Wednesday, May 23, 2007

Well, I Feel Safer

Yesterday, my dad flew out from California to visit. My dad, as anyone who's kept up with this blog now knows, is the MASTER PACKER. Often, this skill involves the use of unusual containers to accomplish his mission.

My dad is also a gardener and, being from central California, has an amazing crop of boysenberries this year.

I love boysenberries.

I don't grow berries. I don't grow anything. I kill plants on a regular basis. I walk by potted plants in the supermarket and they cringe in terror.

My dad decided to bring some berries to me.

This is not easily done on a long flight.

The MASTER PACKER kicked into high gear and formulated a plan. He froze bags of berries and searched for a container that would keep them relatively cool and stop any leakage.

He found his answer in a large empty plastic cat litter bucket, complete with lid. Yes, my parents save these. Yes, he washed it first. He labeled the outside "Frozen boysenberries. Keep cool." I think he assumes more care of his checked baggage than is actually available to him, but maybe that's just me.

So, he arrives at the airport and has to check his bags. One suitcase. Check. One garment bag. Check. One cat litter pail. Problem.

SECURITY GUY: What do you need cat litter for?

MASTER PACKER: You need me to explain how to use cat litter?

SECURITY GUY: Is this used?

MASTER PACKER: Used? You think I'm travelling with used cat litter?

SECURITY GUY: You can't check used cat litter.

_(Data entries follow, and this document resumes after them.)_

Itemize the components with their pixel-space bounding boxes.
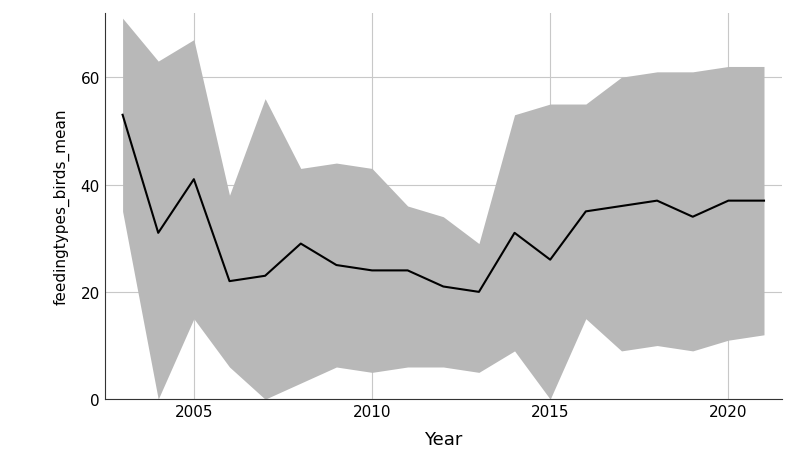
X-axis label: Year: Year — [424, 430, 463, 448]
Y-axis label: feedingtypes_birds_mean: feedingtypes_birds_mean — [53, 108, 69, 305]
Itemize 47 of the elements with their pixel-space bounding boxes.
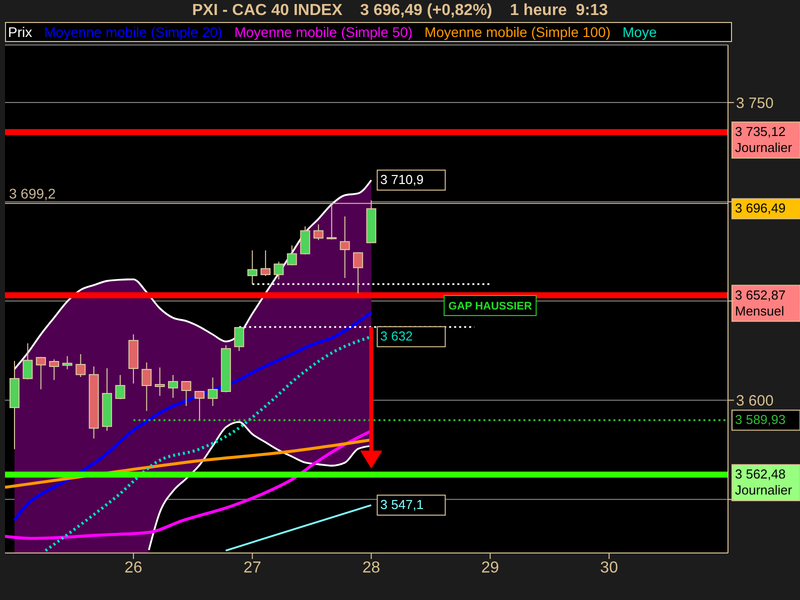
text: Moye xyxy=(622,24,657,40)
candlestick xyxy=(260,250,271,276)
annotation: GAP HAUSSIER xyxy=(448,300,532,313)
candlestick xyxy=(22,342,33,380)
candlestick xyxy=(154,366,165,396)
candlestick xyxy=(115,374,126,400)
data-label: 3 589,93 xyxy=(735,412,786,428)
text: 3 696,49 xyxy=(735,200,786,216)
text: Moyenne mobile (Simple 50) xyxy=(234,24,413,40)
text: Prix xyxy=(8,24,32,40)
x-tick-label: 26 xyxy=(124,559,142,576)
candlestick xyxy=(274,261,284,280)
candlestick xyxy=(300,226,310,255)
candlestick xyxy=(181,380,192,406)
candlestick xyxy=(49,358,60,380)
candlestick xyxy=(142,362,152,412)
text: Moyenne mobile (Simple 100) xyxy=(424,24,611,40)
candlestick xyxy=(340,216,350,278)
candlestick xyxy=(286,244,297,266)
candlestick xyxy=(247,250,258,285)
x-tick-label: 29 xyxy=(481,559,500,576)
chart-title: PXI - CAC 40 INDEX 3 696,49 (+0,82%) 1 heure 9:13 xyxy=(191,2,609,20)
line-series xyxy=(13,311,373,522)
x-tick-label: 28 xyxy=(362,559,380,576)
y-tick-label: 3 600 xyxy=(736,392,774,410)
text: Moyenne mobile (Simple 20) xyxy=(44,24,222,40)
data-label: 3 710,9 xyxy=(380,172,424,188)
candlestick xyxy=(353,252,364,294)
candlestick xyxy=(168,374,178,398)
x-tick-label: 30 xyxy=(600,559,618,576)
candlestick xyxy=(326,204,337,240)
line-series xyxy=(148,421,372,551)
candlestick xyxy=(313,224,324,241)
ref-line-label: 3 699,2 xyxy=(9,185,56,202)
candlestick xyxy=(194,390,205,420)
ref-line-label: 3 562,48 Journalier xyxy=(735,466,793,498)
candlestick xyxy=(234,326,244,352)
ref-line-label: 3 735,12 Journalier xyxy=(735,124,793,156)
y-tick-label: 3 750 xyxy=(736,94,774,112)
data-label: 3 547,1 xyxy=(380,497,424,512)
candlestick xyxy=(208,377,218,406)
ref-line-label: 3 652,87 Mensuel xyxy=(735,287,786,318)
x-tick-label: 27 xyxy=(243,559,262,576)
data-label: 3 632 xyxy=(380,328,413,344)
candlestick xyxy=(62,356,72,370)
candlestick xyxy=(76,354,86,378)
candlestick xyxy=(36,356,46,390)
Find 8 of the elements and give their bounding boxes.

MASTER PACKER: That's reassuring. But if you would just read the front -

SECURITY GUY: Says cat litter right here.

MASTER PACKER: Other side.

SECURITY GUY: You packing berries in cat litter?

MASTER PACKER: Of course not.

SECURITY GUY: But it says cat litter.

MASTER PACKER: I realize that. It's just an empty container -

SECURITY GUY: What do you want to check an empty container for?

MASTER PACKER: No! I mean it was an empty container and I packed frozen berries inside.

SECURITY GUY: Let's see it.

MASTER PACKER: *opens lid to display top layer of frozen berries*

SECURITY GUY: I see. Okay. That's fine.

Now, obvious "Who's on first, what's on second" issues aside, this security guy never even lifted the top layer of berries to see what was underneath. Could have been anything.

A bomb. A rogue copy of O.J. Simpson's stupid book. Used cat litter.